I am not here to shame women who have had abortions. I will say categorically and unapologetically that killing an innocent human being is always wrong and evil.

But I also understand that many women are coerced, manipulated, or feel utterly trapped. Some are told it is their only choice. Some are abandoned, unsupported, or so weighed down by fear or poverty or abuse that they believe they cannot possibly bring a child into the world. I see those women. I grieve with them. And I hope and pray all mothers will courageously and selflessly choose to let their children live no matter their circumstances. But this reflection isn’t primarily about the women.

It’s about the act itself, and about the system that has made abortion normal, accessible, and even celebrated.

It’s about the cognitive dissonance of a medical field that can congratulate a pregnant mother in one room while killing a preborn child in the next.

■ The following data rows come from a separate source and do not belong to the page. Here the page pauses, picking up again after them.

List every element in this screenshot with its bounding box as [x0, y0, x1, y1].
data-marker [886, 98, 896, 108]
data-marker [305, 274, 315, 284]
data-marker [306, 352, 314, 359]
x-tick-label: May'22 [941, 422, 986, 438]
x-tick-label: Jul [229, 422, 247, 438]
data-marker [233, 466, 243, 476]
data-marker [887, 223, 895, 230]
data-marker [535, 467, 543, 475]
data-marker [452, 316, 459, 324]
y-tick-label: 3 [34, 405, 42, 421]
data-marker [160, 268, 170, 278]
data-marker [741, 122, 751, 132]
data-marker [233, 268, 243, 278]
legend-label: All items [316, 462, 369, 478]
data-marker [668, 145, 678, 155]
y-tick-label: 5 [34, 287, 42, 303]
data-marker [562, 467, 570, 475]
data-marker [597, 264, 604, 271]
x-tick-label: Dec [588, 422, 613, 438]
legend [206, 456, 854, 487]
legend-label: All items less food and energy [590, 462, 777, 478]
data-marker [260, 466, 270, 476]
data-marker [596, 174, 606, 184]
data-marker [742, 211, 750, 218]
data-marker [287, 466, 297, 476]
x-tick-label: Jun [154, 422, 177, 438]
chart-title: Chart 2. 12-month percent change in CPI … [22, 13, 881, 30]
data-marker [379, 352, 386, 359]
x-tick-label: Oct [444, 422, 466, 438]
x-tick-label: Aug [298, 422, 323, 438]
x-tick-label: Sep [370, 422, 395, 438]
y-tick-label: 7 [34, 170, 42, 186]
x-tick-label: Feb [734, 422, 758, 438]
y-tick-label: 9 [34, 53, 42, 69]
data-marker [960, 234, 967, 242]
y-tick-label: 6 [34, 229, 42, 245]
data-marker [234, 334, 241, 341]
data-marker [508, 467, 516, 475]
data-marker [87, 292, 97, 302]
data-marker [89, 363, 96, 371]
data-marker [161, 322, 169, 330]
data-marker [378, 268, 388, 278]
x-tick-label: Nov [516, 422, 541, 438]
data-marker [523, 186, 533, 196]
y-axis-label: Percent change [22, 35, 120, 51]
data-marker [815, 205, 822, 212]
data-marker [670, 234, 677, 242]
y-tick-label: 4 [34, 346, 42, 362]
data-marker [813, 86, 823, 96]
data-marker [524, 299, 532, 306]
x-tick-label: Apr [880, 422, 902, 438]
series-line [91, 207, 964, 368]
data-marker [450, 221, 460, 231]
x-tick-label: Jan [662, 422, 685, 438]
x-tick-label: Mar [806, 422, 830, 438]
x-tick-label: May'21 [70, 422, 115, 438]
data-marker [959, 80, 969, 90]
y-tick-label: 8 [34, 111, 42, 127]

That will never make sense to me. It is reprehensible.

Unlike many mothers who genuinely don’t know what abortion is, every abortion provider knows exactly what they’re doing. They know it’s not a “clump of cells.” They’ve seen the ultrasounds, the tiny bodies. The tiny body parts. They know what each type of abortion does to target and kill the child.

They know. And yet they still end lives.

Thumbnail for Abortion Doctors Share How The Most Common Abortion Procedures Take Place

Miscarriage and Abortion are Both Tragic

When I think about my children, I don’t just grieve what I lost. I also grieve for every child who is never given the chance to live at all.

I grieve that while I mourn my babies, our culture celebrates when women intentionally kill theirs. 

The truth is simple: life in the womb is life. Human life. If miscarriage is tragic, then abortion is tragic. If my babies were real people worth grieving, then every baby killed in an abortion is a real person worth grieving.

The difference is that I didn’t choose for my babies to die.

Having tasted the surrealness, hope, nerves, and beauty of expecting a child, only to lose it all, the weight of each human life hits differently now. And the weight of human death in the womb hits hard.

Life is Fragile and Sacred

My babies have taught me many things, and I imagine they’ll continue to do so. They’ve taught me about grief and surrender. They’ve taught me how fragile and precious life is. But mostly, they’ve taught me how palpably sacred our tiny humans in the womb are. How real.

These people coming to us, growing from the moment of fertilization, cannot be dismissed, dehumanized, or reduced to a “choice.” My babies’ lives, however short, mattered.

And so does every single human being in his mother’s womb.

Abortion has always been wrong, but miscarriage has made it undeniably, unforgettably wrong. Every life is worth protecting, and no act of convenience, fear, or pressure can make the killing of an innocent child anything but evil. 

For Jack and Ponty and all the babies.